MZ 9.10.08 Klausbrücke

Streit endet mit Kompromiss
Klausbrücke soll größer gebaut werden - Ausschuss folgt Vorschlag der Stadtplaner nicht

Autor: Andreas Lohmann

HALLE/MZ. Im halleschen Stadtrat zeichnet sich ein Kompromiss zum umstrittenen Umbau der Klausbrücke in der Mansfelder Straße ab. Der Planungsausschuss stimmte auf Antrag von Thomas Felke (SPD) einer Variante zu, die vorsieht, die neue Brückenplatte größer zu bauen, als es die städtischen Planer vorgeschlagen haben. Dennoch soll dem Willen von Baudezernent Thomas Pohlack gefolgt werden, künftig nicht mehr Verkehr als derzeit über die Brücke zu führen.

Die Kompromiss-Variante verursacht laut Pohlack Mehrkosten von 300 000 Euro. Felke vertrat die Auffassung, dass sie gerechtfertigt seien. Man dürfe sich für die Zukunft nichts verbauen. Die neue Brücke werde über Jahrzehnte Bestand haben und sollte bei Bedarf mehr Verkehr aufnehmen können.

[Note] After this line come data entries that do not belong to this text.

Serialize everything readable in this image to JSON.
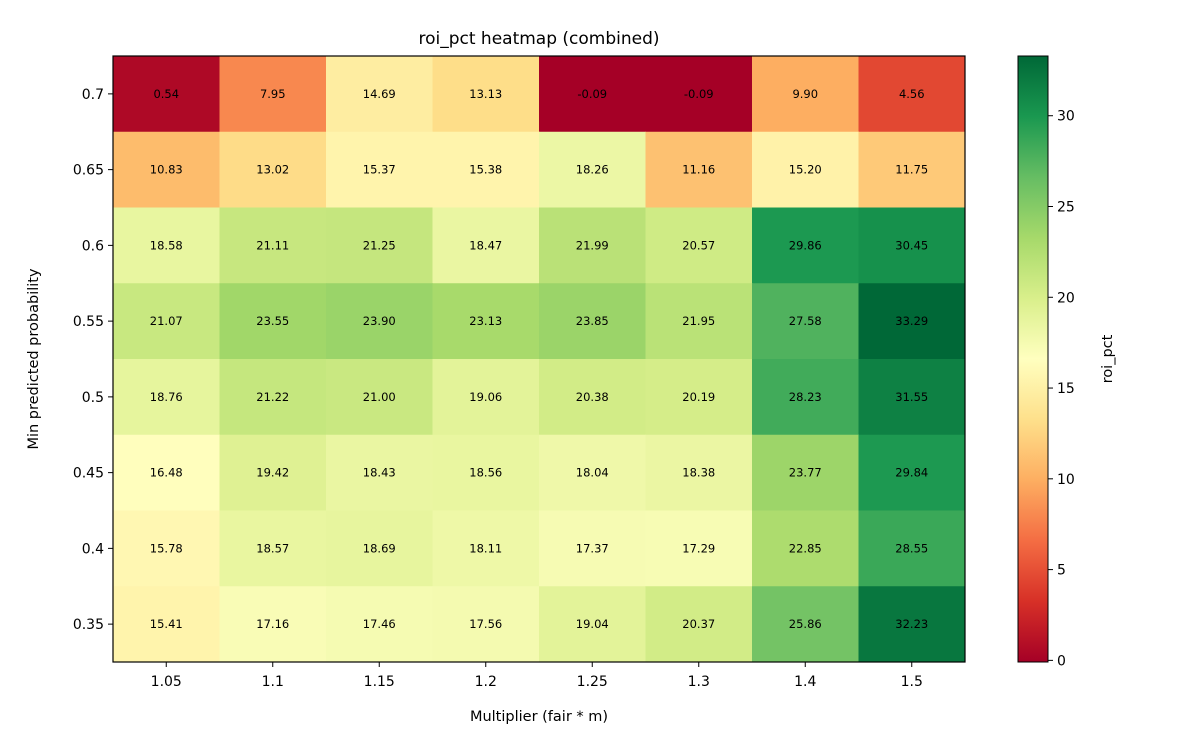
{
  "chart_data": {
    "type": "heatmap",
    "title": "roi_pct heatmap (combined)",
    "xlabel": "Multiplier (fair * m)",
    "ylabel": "Min predicted probability",
    "x_categories": [
      "1.05",
      "1.1",
      "1.15",
      "1.2",
      "1.25",
      "1.3",
      "1.4",
      "1.5"
    ],
    "y_categories": [
      "0.7",
      "0.65",
      "0.6",
      "0.55",
      "0.5",
      "0.45",
      "0.4",
      "0.35"
    ],
    "values": [
      [
        0.54,
        7.95,
        14.69,
        13.13,
        -0.09,
        -0.09,
        9.9,
        4.56
      ],
      [
        10.83,
        13.02,
        15.37,
        15.38,
        18.26,
        11.16,
        15.2,
        11.75
      ],
      [
        18.58,
        21.11,
        21.25,
        18.47,
        21.99,
        20.57,
        29.86,
        30.45
      ],
      [
        21.07,
        23.55,
        23.9,
        23.13,
        23.85,
        21.95,
        27.58,
        33.29
      ],
      [
        18.76,
        21.22,
        21.0,
        19.06,
        20.38,
        20.19,
        28.23,
        31.55
      ],
      [
        16.48,
        19.42,
        18.43,
        18.56,
        18.04,
        18.38,
        23.77,
        29.84
      ],
      [
        15.78,
        18.57,
        18.69,
        18.11,
        17.37,
        17.29,
        22.85,
        28.55
      ],
      [
        15.41,
        17.16,
        17.46,
        17.56,
        19.04,
        20.37,
        25.86,
        32.23
      ]
    ],
    "colorbar": {
      "label": "roi_pct",
      "range": [
        -0.09,
        33.29
      ],
      "ticks": [
        0,
        5,
        10,
        15,
        20,
        25,
        30
      ],
      "colormap": "RdYlGn"
    }
  }
}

Die Klausbrücke soll im Jahr 2010 umgebaut werden. Geplant ist eine mehr als zehnmonatige Vollsperrung. Im gleichen Zug sollen die Mansfelder Straße zwischen Schieferbrücke und Klausbrücke sowie der Hallorenring saniert werden. Im Hallorenring kommt noch die Instandsetzung des unterirdischen Gewölbes der Gerbersaale hinzu (die MZ berichtete), so dass Pohlack mit Gesamtkosten von rund 9,5 Millionen Euro rechnete. Nach dem Votum im Planungsausschuss würde sich die Summe auf 9,8 Millionen erhöhen. Das letzte Wort hat der Stadtrat am 29. Oktober.

Vor allem die CDU-Fraktion hatte sich für eine vergrößerte Brücke eingesetzt. Stadtrat Frank Sänger: "Sie muss Fahrzeugverkehr aus beiden Richtungen aufnehmen." Derzeit wird sie nur stadtauswärts von Autos befahren. Stadteinwärts nicht, denn der an der Brücke einmündende Robert-Franz-Ring ist in dieser Fahrtrichtung gesperrt. Ob er geöffnet werden sollte, wurde in vielen Sitzungen diskutiert. Dietmar Weihrich (Bündnisgrüne) und Uwe Heft (Fraktion Die Linke) konnten nicht überzeugt werden. Weihrich: "Vor allem für Radfahrer und Fußgänger würde das eine Verschlechterung bedeuten."

Sänger hatte ein Gutachten einholen lassen. Es unterstützte die CDU-Position, wonach künftig die Altstadt aus Richtung Norden besser erreichbar sein müsse und der Brückenumbau eine letzte Gelegenheit böte, das zu erreichen. Die Verwaltung konterte mit einem Gutachten und blieb bei ihrer ablehnenden Haltung. Martin Bauersfeld (CDU) zeigte sich verärgert: "Wozu diskutieren wir hier eigentlich zwei Jahre, wenn die Verwaltung am Ende doch macht, was sie will." Der Felke-Kompromiss war für Bauersfeld kein Trost.